O Invisivel, novo filme de Pablo Giorgelli
Dirigido e roteirizado por Pablo Giorgelli. Elenco: Mora Arenilla, Mara Bastelli, Diego Cremonesi
Por Gabriella Tomasi
É admirável que, nos últimos anos, o cinema como um todo tenha apostado em temas polêmicos e tabus em suas histórias. Poucos longa-metragens possuem a coragem de entrar no assunto e, diante de tantas controvérsias políticas e ideológicas que estão surgindo atualmente, nada mais pertinente do que expor um lado humano e empático de jovens adolescentes que engravidam precocemente.
Neste contexto, acompanhamos a jornada de Ely (Arenilla), uma estudante de 17 anos que trabalha meio período em um pet shop para ajudar nas despesas de casa até que, em um dos seus encontros casuais com um homem, colega de trabalho, ela engravida involuntariamente deste. Aqui não se trata de estupro ou qualquer abordagem deste tipo: trata-se de um ato sexual consentido entre duas pessoas e, consequentemente, uma gravidez não desejada: portanto, Ely tenta lidar sozinha com a situação, até colocar sua confiança em sua melhor amiga, a qual, sem nenhum julgamento, tenta achar um método para abortar, sem que nenhuma das pessoas em volta possa descobrir o ocorrido.
+ Gabriella Tomasi
Em um viés completamente sensorial, experimentamos o tédio, as angústias e as indecisões da protagonista. Ela é a típica aluna desinteressada, a filha negligenciada pela mãe, e que possui um peso e a responsabilidade de sustentar ambas sozinha. Pobre, sem muitas ambições e perspectivas no futuro, Ely mora em um bairro pobre de Buenos Aires e desde que recebe a notícia da gravidez procura uma maneira de lidar com todas as situações em sua volta. Para tanto, é curioso observar como o silêncio cumpre um papel importante na narrativa: poucos diálogos são apresentados, mas ressaltam todo o sentimento de “invisibilidade” experimentado pela protagonista; é como se ela mesmo sentisse que não possui um papel relevante na vida de ninguém, mas que agora se vê impactada com a gravidez que, na Argentina, assim como o Brasil, o abordo é via de regra ilegal.

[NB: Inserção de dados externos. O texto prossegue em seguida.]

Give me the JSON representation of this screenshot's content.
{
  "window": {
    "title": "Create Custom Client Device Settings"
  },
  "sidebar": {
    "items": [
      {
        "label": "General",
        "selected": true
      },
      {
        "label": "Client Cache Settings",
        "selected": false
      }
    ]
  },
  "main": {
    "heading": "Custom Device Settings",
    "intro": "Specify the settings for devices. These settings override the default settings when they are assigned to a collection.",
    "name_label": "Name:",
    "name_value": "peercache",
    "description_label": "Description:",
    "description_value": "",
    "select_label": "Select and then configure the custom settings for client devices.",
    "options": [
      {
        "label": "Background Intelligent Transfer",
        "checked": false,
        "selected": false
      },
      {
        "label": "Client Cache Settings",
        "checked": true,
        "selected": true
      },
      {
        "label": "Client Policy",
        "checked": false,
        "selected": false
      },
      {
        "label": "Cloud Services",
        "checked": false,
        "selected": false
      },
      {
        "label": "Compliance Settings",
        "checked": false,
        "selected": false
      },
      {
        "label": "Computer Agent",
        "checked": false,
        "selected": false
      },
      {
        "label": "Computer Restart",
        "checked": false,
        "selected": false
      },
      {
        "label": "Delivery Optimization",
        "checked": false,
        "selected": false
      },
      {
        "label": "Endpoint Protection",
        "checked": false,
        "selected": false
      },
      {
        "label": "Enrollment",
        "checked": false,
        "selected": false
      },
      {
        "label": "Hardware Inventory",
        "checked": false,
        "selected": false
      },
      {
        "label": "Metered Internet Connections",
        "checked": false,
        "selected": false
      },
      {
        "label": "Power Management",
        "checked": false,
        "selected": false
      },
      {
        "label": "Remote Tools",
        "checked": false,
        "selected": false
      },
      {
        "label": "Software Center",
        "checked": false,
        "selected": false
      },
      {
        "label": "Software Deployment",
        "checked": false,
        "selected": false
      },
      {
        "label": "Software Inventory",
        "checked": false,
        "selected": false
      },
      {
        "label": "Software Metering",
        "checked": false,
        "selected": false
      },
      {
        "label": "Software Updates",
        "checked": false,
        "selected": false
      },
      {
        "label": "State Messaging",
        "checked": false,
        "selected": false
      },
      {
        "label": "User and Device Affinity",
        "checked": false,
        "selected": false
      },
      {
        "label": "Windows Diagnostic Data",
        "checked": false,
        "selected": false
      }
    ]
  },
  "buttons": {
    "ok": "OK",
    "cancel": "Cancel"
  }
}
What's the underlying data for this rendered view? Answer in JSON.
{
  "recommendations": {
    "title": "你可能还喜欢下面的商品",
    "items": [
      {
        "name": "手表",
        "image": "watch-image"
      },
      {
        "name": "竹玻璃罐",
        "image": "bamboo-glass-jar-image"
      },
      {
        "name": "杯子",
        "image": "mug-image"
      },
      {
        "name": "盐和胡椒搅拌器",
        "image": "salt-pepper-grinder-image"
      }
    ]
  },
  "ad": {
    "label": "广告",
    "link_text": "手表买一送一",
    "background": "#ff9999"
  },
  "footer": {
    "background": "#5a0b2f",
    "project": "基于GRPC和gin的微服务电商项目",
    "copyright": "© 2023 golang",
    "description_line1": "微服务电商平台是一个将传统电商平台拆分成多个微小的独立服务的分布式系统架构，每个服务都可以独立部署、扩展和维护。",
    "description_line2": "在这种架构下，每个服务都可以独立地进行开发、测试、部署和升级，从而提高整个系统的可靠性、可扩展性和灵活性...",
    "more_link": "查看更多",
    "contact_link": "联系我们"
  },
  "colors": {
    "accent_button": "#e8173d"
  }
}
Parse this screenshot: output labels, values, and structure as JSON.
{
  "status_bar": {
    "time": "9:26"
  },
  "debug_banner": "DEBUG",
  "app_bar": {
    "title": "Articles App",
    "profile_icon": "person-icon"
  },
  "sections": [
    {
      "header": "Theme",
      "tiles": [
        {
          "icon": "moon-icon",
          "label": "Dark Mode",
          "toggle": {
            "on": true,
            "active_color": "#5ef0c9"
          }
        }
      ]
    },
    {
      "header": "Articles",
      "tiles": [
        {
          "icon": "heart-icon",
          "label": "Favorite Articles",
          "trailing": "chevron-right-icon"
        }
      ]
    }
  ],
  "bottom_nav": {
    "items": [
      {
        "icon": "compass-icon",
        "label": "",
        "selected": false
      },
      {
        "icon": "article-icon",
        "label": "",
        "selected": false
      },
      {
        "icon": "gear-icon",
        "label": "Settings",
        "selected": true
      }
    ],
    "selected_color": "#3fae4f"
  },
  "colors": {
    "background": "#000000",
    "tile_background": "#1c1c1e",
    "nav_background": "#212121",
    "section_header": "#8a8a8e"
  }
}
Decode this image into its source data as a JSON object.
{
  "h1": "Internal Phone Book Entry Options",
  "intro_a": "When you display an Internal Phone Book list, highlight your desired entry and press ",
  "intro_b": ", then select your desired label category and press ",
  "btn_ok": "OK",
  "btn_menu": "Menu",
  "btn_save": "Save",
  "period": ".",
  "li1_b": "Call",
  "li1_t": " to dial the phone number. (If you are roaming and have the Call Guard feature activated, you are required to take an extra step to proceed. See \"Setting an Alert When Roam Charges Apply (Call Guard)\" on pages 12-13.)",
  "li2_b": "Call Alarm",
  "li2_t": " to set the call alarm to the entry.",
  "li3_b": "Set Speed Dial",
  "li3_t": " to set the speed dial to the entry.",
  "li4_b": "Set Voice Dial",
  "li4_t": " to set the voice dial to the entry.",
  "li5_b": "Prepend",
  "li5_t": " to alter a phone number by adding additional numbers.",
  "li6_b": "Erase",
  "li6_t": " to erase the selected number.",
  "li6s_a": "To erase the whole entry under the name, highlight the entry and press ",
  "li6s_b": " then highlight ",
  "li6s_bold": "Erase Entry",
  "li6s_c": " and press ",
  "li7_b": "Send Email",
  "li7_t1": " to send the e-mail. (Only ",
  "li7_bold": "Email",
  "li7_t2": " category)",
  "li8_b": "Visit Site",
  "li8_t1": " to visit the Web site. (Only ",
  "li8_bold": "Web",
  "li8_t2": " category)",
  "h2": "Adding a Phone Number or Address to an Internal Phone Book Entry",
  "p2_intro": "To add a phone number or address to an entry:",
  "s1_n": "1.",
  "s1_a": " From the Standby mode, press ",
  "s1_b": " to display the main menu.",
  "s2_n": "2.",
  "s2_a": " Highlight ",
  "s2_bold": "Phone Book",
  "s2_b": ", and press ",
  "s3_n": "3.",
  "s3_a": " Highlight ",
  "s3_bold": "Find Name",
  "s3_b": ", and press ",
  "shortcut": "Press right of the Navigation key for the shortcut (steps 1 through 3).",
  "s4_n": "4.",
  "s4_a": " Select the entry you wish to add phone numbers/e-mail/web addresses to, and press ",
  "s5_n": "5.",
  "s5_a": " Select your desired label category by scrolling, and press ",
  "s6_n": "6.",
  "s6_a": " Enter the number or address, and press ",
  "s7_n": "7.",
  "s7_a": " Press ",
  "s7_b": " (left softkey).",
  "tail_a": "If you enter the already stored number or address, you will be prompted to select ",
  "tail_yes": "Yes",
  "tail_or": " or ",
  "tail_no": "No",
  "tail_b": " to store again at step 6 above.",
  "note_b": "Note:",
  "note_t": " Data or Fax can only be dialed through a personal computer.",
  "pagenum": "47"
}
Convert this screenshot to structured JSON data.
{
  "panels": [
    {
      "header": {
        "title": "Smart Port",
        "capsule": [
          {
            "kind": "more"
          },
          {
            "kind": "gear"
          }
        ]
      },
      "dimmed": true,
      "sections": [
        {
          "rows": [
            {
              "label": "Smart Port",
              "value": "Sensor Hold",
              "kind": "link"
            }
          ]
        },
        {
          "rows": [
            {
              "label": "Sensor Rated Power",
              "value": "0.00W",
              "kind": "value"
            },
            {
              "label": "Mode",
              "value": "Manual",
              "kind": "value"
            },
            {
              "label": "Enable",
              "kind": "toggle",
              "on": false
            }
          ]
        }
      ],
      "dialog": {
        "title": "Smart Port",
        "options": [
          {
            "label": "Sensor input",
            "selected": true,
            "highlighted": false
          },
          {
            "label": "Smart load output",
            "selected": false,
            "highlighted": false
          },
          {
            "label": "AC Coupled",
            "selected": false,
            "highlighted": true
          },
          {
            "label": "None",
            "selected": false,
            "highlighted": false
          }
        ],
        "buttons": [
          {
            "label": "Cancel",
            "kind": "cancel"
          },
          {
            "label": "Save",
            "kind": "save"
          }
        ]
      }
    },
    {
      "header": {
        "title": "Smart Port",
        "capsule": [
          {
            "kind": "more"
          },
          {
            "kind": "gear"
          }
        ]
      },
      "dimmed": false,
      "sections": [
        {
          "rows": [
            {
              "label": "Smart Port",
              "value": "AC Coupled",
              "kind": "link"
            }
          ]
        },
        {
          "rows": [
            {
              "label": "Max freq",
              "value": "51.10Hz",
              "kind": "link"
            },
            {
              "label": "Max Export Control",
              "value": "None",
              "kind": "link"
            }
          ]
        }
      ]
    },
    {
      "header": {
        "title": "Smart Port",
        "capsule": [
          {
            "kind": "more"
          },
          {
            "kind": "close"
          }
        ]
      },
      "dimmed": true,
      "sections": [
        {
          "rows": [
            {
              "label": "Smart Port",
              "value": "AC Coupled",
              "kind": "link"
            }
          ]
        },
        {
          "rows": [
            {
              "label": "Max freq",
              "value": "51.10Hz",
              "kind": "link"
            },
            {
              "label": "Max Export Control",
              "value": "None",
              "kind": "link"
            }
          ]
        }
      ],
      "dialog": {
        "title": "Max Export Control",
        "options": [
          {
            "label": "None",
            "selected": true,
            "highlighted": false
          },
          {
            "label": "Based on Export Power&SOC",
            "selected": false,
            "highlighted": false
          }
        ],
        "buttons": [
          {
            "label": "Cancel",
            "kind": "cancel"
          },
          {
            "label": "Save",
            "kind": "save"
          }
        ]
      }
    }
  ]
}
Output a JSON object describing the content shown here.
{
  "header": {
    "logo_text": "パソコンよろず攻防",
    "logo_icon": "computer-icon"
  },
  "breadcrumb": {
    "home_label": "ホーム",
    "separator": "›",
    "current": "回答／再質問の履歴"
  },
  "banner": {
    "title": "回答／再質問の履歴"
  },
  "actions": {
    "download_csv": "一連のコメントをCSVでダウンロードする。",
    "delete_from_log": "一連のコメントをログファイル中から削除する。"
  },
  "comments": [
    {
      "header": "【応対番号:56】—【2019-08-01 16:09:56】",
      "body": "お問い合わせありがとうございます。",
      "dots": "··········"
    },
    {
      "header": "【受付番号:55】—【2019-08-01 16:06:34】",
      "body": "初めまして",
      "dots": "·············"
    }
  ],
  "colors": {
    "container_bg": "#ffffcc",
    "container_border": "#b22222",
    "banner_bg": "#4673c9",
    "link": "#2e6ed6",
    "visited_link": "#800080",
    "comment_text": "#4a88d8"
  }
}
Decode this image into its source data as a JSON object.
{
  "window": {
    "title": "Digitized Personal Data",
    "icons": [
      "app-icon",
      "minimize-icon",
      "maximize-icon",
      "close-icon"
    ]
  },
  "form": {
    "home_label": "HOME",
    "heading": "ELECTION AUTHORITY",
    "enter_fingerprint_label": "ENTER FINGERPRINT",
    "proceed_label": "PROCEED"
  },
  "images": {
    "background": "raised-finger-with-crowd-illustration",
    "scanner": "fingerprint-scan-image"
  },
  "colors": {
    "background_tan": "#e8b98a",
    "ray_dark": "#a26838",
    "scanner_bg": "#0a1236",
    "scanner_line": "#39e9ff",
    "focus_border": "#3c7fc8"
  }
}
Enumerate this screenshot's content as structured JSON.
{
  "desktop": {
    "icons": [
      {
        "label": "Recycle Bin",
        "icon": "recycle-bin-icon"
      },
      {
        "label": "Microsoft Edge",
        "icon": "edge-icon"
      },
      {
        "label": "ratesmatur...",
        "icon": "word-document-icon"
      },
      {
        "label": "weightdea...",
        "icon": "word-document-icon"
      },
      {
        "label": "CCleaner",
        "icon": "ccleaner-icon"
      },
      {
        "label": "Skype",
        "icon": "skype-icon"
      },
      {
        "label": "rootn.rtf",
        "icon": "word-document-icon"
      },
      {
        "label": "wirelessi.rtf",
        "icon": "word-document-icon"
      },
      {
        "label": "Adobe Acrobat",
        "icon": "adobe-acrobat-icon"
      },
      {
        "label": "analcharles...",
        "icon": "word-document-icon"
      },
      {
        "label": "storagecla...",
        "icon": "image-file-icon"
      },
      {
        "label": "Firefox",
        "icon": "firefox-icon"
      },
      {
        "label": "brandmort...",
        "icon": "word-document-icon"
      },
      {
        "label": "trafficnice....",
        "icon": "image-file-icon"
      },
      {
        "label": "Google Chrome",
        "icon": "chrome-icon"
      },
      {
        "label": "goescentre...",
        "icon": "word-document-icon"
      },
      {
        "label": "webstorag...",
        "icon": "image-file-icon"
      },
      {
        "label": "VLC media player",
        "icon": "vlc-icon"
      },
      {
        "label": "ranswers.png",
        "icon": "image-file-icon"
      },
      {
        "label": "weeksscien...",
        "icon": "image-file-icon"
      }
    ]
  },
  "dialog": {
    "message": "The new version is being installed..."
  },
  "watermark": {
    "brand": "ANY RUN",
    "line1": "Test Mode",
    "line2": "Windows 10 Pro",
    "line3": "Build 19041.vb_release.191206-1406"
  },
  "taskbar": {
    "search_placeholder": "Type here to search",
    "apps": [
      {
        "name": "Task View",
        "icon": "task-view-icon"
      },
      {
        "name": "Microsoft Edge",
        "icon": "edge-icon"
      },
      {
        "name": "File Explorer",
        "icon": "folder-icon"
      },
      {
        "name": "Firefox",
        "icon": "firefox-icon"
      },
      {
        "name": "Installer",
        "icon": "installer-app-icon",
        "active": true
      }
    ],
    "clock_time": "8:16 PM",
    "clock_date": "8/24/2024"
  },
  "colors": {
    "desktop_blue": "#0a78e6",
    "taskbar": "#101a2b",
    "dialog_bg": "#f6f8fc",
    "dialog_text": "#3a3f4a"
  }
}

Neste sentido, Giorgelli não visa expor uma opinião, ou julgar os personagens em tela, mas sim observá-los em sua intimidade, motivo pelo qual também raramente desgruda de Ely um momento, projetando sua face na maioria das vezes em planos fechados. Percebam como em suas consultas médicas, os profissionais são desfocados, de costas para a quarta parede, não aparecendo em tela, e o cuidado de Giorgelli em fixar a câmera em Ely para que possamos testemunhar as suas reações acerca do que lhe está sendo dito.
Da mesma forma, as cores do figurino da protagonista, basicamente em tons de cinza e preto apenas ressaltam não somente os seus sentimentos, mas o que ela acredita que ela representa no mundo: em casa, as cores se misturam e complementam com as cores do design do apartamento onde mora e, em outros lugares, ressaltam o quanto ela se sente deslocada do resto das pessoas. Observem como o comportamento de Ely sempre nos direciona ora para bebês e famílias, ora para seu isolamento diante de tantos jovens se divertindo no recreio do colégio.
Essa sensação de isolação e sem rumo que permeia a narrativa também ajuda a evitar que a história se apresente previsível. É interessante e até louvável como o cineasta trata de um assunto delicado e feminino com tanta competência e compreensão. É como dizer à milhares de outras mulheres que isso acontece a tantas outras, impacta e muda nossas vidas radicalmente, muito mais do que os outros (principalmente os homens) acreditam. Com aborto ou sem aborto, a gravidez não é um fenômeno como qualquer outro, ele não é apenas algo que ocorre com a mulher; é um processo muito mais profundo e solitário que transforma a vida de uma mulher para sempre.
Que o cinema continue a fazer obras sinceras como esta.